Jean-Louis Foulquier et Maryse Friboulet © Michel Rougé - 1973 - 2013 |
Jean Lebrun sait aller chercher loin les "débuts" de ses invités. Jamais de façon abrupte. Il coule sa question dans les prémices de ses récits, comme on donnerait la main à quelqu'un d'inconnu pour faire passer le fluide indispensable à un dialogue, où, le temps, mesuré, devra être au maximum dédié à la parole ou au témoignage. Maryse Friboulet a commencé sa longue "carrière" de quarante ans à France Inter en repérant Limoges sur une carte de France pour rentrer à Inter-Services Routes créée par Roland Dhordain (1). C'était un temps ou les hasards faisaient bien les choses. Combien de témoignages de ce genre pourrions-nous recueillir de professionnels qui ont commencé à la radio avec "rien" comme bagage, diplôme ou certificats (2) ? Mais être en cabine pour l'enregistrement des droits d'auteur a été pour Maryse Friboulet sa première expérience "dedans". On voit bien comment ce tâtonnement expérimental, cher au pédagogue Célestin Freinet, était d'un usage courant à la radio quand aujourd'hui il faut être capable de donner des résultats avant même d'avoir engagé une démarche.
On pourrait dire que de façon intuitive Maryse Friboulet a plongé dans la radio par l'écoute de ce qui se passait en régie et de ce qu'elle voyait se dérouler en studio.

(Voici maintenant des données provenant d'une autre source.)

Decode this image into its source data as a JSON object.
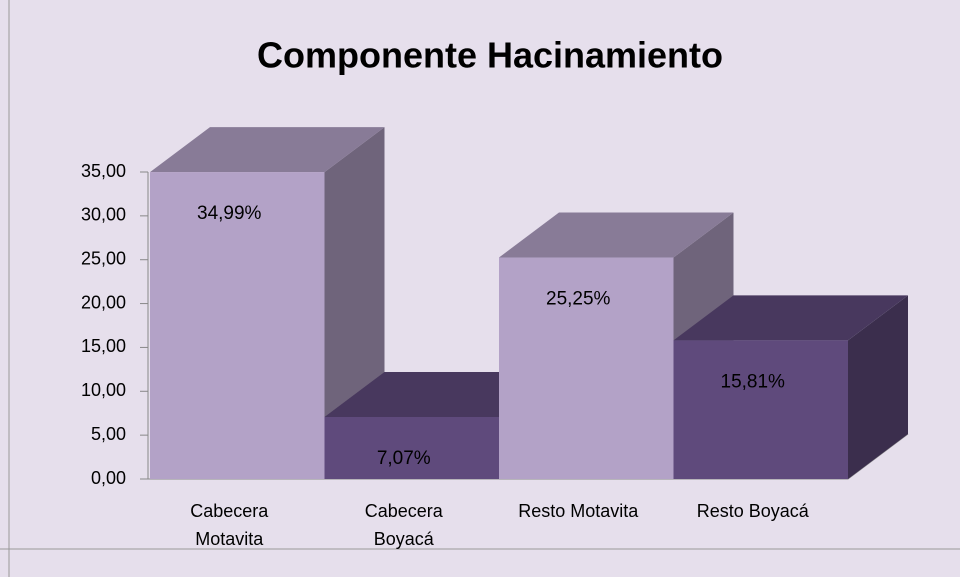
{
  "chart_data": {
    "type": "bar3d",
    "title": "Componente Hacinamiento",
    "categories": [
      "Cabecera Motavita",
      "Cabecera Boyacá",
      "Resto Motavita",
      "Resto Boyacá"
    ],
    "values": [
      34.99,
      7.07,
      25.25,
      15.81
    ],
    "value_labels": [
      "34,99%",
      "7,07%",
      "25,25%",
      "15,81%"
    ],
    "colors": [
      "#b3a2c7",
      "#5f4a7c",
      "#b3a2c7",
      "#5f4a7c"
    ],
    "ylim": [
      0,
      35
    ],
    "yticks": [
      {
        "value": 0,
        "label": "0,00"
      },
      {
        "value": 5,
        "label": "5,00"
      },
      {
        "value": 10,
        "label": "10,00"
      },
      {
        "value": 15,
        "label": "15,00"
      },
      {
        "value": 20,
        "label": "20,00"
      },
      {
        "value": 25,
        "label": "25,00"
      },
      {
        "value": 30,
        "label": "30,00"
      },
      {
        "value": 35,
        "label": "35,00"
      }
    ]
  }
}
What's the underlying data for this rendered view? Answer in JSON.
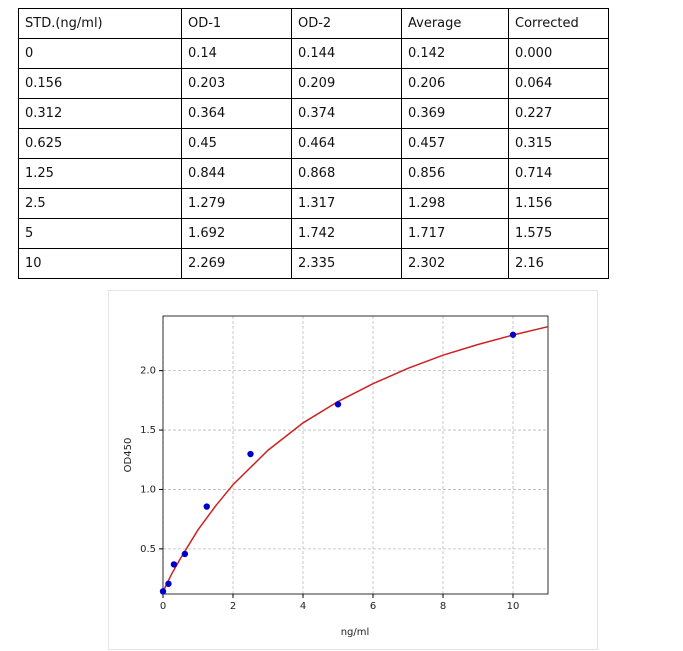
{
  "table": {
    "header": [
      "STD.(ng/ml)",
      "OD-1",
      "OD-2",
      "Average",
      "Corrected"
    ],
    "rows": [
      [
        "0",
        "0.14",
        "0.144",
        "0.142",
        "0.000"
      ],
      [
        "0.156",
        "0.203",
        "0.209",
        "0.206",
        "0.064"
      ],
      [
        "0.312",
        "0.364",
        "0.374",
        "0.369",
        "0.227"
      ],
      [
        "0.625",
        "0.45",
        "0.464",
        "0.457",
        "0.315"
      ],
      [
        "1.25",
        "0.844",
        "0.868",
        "0.856",
        "0.714"
      ],
      [
        "2.5",
        "1.279",
        "1.317",
        "1.298",
        "1.156"
      ],
      [
        "5",
        "1.692",
        "1.742",
        "1.717",
        "1.575"
      ],
      [
        "10",
        "2.269",
        "2.335",
        "2.302",
        "2.16"
      ]
    ]
  },
  "chart_data": {
    "type": "scatter",
    "x_label": "ng/ml",
    "y_label": "OD450",
    "series": [
      {
        "kind": "points",
        "color": "#0000cc",
        "x": [
          0,
          0.156,
          0.312,
          0.625,
          1.25,
          2.5,
          5,
          10
        ],
        "values": [
          0.142,
          0.206,
          0.369,
          0.457,
          0.856,
          1.298,
          1.717,
          2.302
        ]
      },
      {
        "kind": "line",
        "color": "#cc2222",
        "x": [
          0,
          0.25,
          0.5,
          1,
          1.5,
          2,
          3,
          4,
          5,
          6,
          7,
          8,
          9,
          10,
          11
        ],
        "values": [
          0.14,
          0.29,
          0.42,
          0.66,
          0.86,
          1.04,
          1.33,
          1.56,
          1.74,
          1.89,
          2.02,
          2.13,
          2.22,
          2.3,
          2.37
        ]
      }
    ],
    "xlim": [
      0,
      11
    ],
    "ylim": [
      0.12,
      2.46
    ],
    "xticks": [
      0,
      2,
      4,
      6,
      8,
      10
    ],
    "yticks": [
      0.5,
      {
        "value": 1.0,
        "label": "1.0"
      },
      1.5,
      {
        "value": 2.0,
        "label": "2.0"
      }
    ],
    "grid": true
  }
}
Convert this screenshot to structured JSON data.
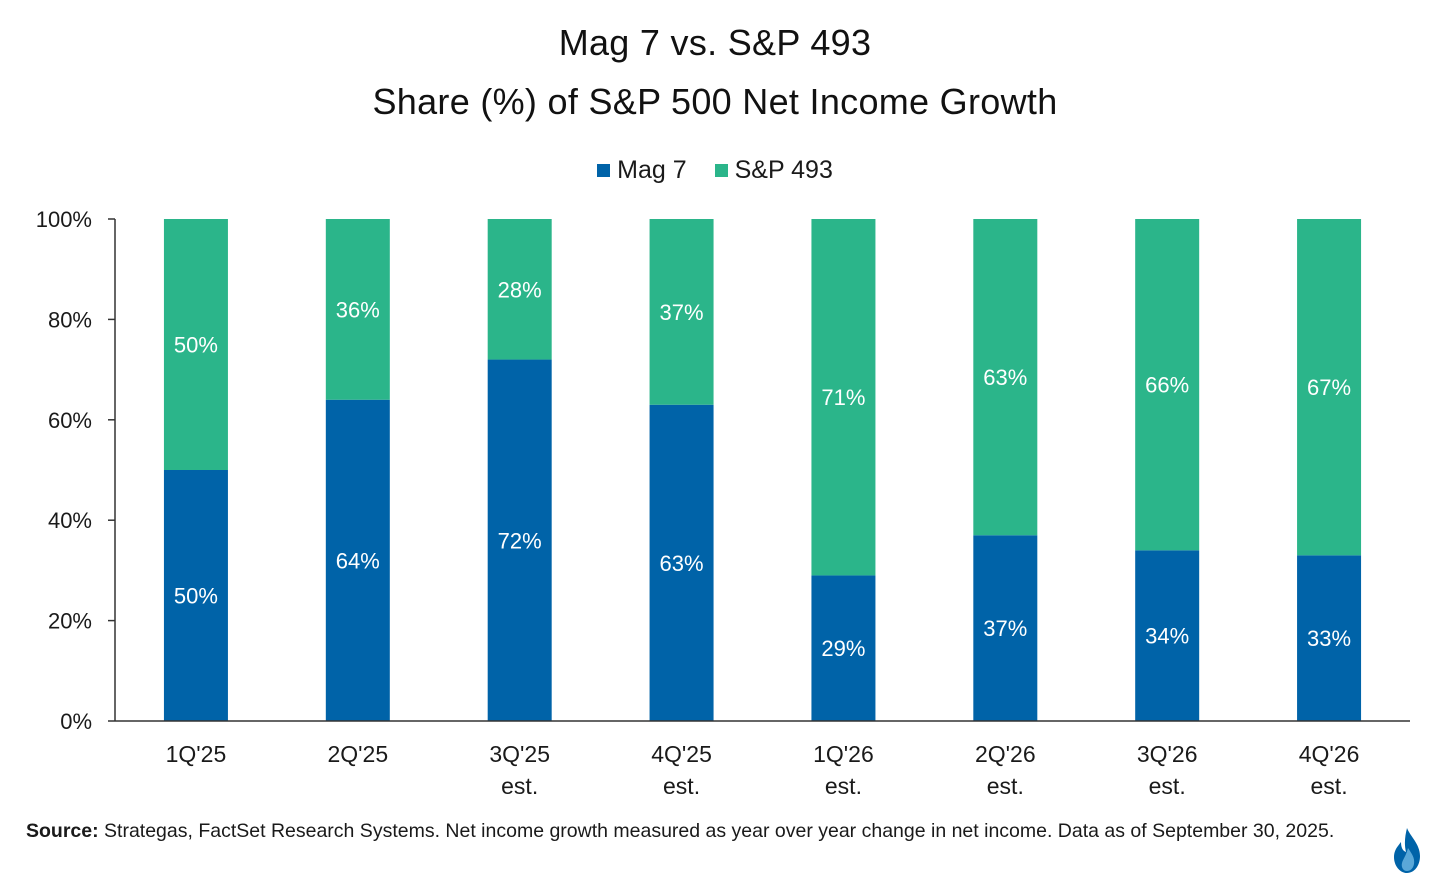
{
  "title": {
    "line1": "Mag 7 vs. S&P 493",
    "line2": "Share (%) of S&P 500 Net Income Growth"
  },
  "legend": [
    {
      "name": "Mag 7",
      "color": "#0063a8"
    },
    {
      "name": "S&P 493",
      "color": "#2bb58a"
    }
  ],
  "chart_data": {
    "type": "bar",
    "stacked": true,
    "categories": [
      [
        "1Q'25"
      ],
      [
        "2Q'25"
      ],
      [
        "3Q'25",
        "est."
      ],
      [
        "4Q'25",
        "est."
      ],
      [
        "1Q'26",
        "est."
      ],
      [
        "2Q'26",
        "est."
      ],
      [
        "3Q'26",
        "est."
      ],
      [
        "4Q'26",
        "est."
      ]
    ],
    "series": [
      {
        "name": "Mag 7",
        "color": "#0063a8",
        "values": [
          50,
          64,
          72,
          63,
          29,
          37,
          34,
          33
        ]
      },
      {
        "name": "S&P 493",
        "color": "#2bb58a",
        "values": [
          50,
          36,
          28,
          37,
          71,
          63,
          66,
          67
        ]
      }
    ],
    "data_label_suffix": "%",
    "ylim": [
      0,
      100
    ],
    "yticks": [
      "0%",
      "20%",
      "40%",
      "60%",
      "80%",
      "100%"
    ],
    "ytick_values": [
      0,
      20,
      40,
      60,
      80,
      100
    ],
    "grid": false,
    "legend_position": "top-center"
  },
  "footer": {
    "source_label": "Source:",
    "source_text": " Strategas, FactSet Research Systems. Net income growth measured as year over year change in net income. Data as of September 30, 2025."
  },
  "logo": {
    "icon": "flame-icon",
    "colors": [
      "#0063a8",
      "#5aa8d8"
    ]
  }
}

Observer les savoirs-faire professionnels était le meilleur apprentissage pour comprendre ce qui se vivait sous ses yeux et dans ses oreilles. Maryse Friboulet a été fasciné et "ça a duré jusqu'au dernier jour". Son témoignage est primordial pour comprendre tant les évolutions de la radio qu'un certain âge d'or "où tout (ou presque) était possible". Ces façons "artisanales" de faire la radio ont permis à quelques uns de participer au développement du média et d'y apporter, leur bon sens, leur sens artistique voir même de transcender la petite musique de la parole.
Kriss, for ever |
Qu'il est touchant et sensible d'entendre Friboulet évoquer Kriss et ses "portraits… sensibles". Où l'on perçoit que la complicité, l'intuition et la "cause commune" guident la fabrique de la radio. Si Lebrun aime convoquer le passé il sait faire revenir au galop le présent. Et Maryse Friboulet d'acquiescer au fait que si autrefois les locaux d'inter se prêtaient à la création en "bandes", ceux de Mangin entretiennent "un vaste complot contre la convivialité et la conversation". Et bam : CQFD.
Friboulet enfonce le clou "avec le numérique on passe devant les bureaux et on entend plus rien". Quand on peut imaginer, photos à l'appui, qu'autrefois l'écoute à l'oreille des sons des bandes magnétiques créait une ambiance de marché, de place publique, ou quelque fois sans doute de total recueillement… Et Lebrun de fustiger les "immenses" écrans installés dans les locaux de "La marche de l'histoire" qui empêchent de voir ceux qui se trouvent "cachés derrière". Une fois de plus c'est cette petite histoire de la radio qui rend savoureuse la grande, savante ou érudite. C'est le vécu de Lebrun et de Friboulet qui ne s'en laissent pas conter pour nous faire accroire ou avaler que "maintenant c'est beaucoup mieux qu'avant". Ces très rares moments de "coulisse" me sont précieux et peut-être partagerez-vous ce point de vue, mes chers auditeurs ? Car sinon il ne nous resterait plus qu'à gober l'auto-congratulation permanente que relaient les réseaux sociaux (3).
Et pour fermer en beauté ce moment précieux avec Maryse Friboulet, Lebrun proclame à qui voudrait bien encore l'entendre "La supériorité du son tient à l'invisibilité" et cette citation de Guy de Maupassant "Quand le monde disparaît c'est le son qui disparaît en dernier".
(1) "Père" de la réforme de Paris-Inter et "inventeur" de France-Inter, France-Culture, France-Musique. À l'époque les trois chaînes s'écrivent avec un trait… d'union… à la France !
(2) Ce qui fût aussi le cas d'Agathe Mella,
(3) Et de me réjouir d'entendre Lebrun affirmer "On ne va pas assez dans les régions à France inter".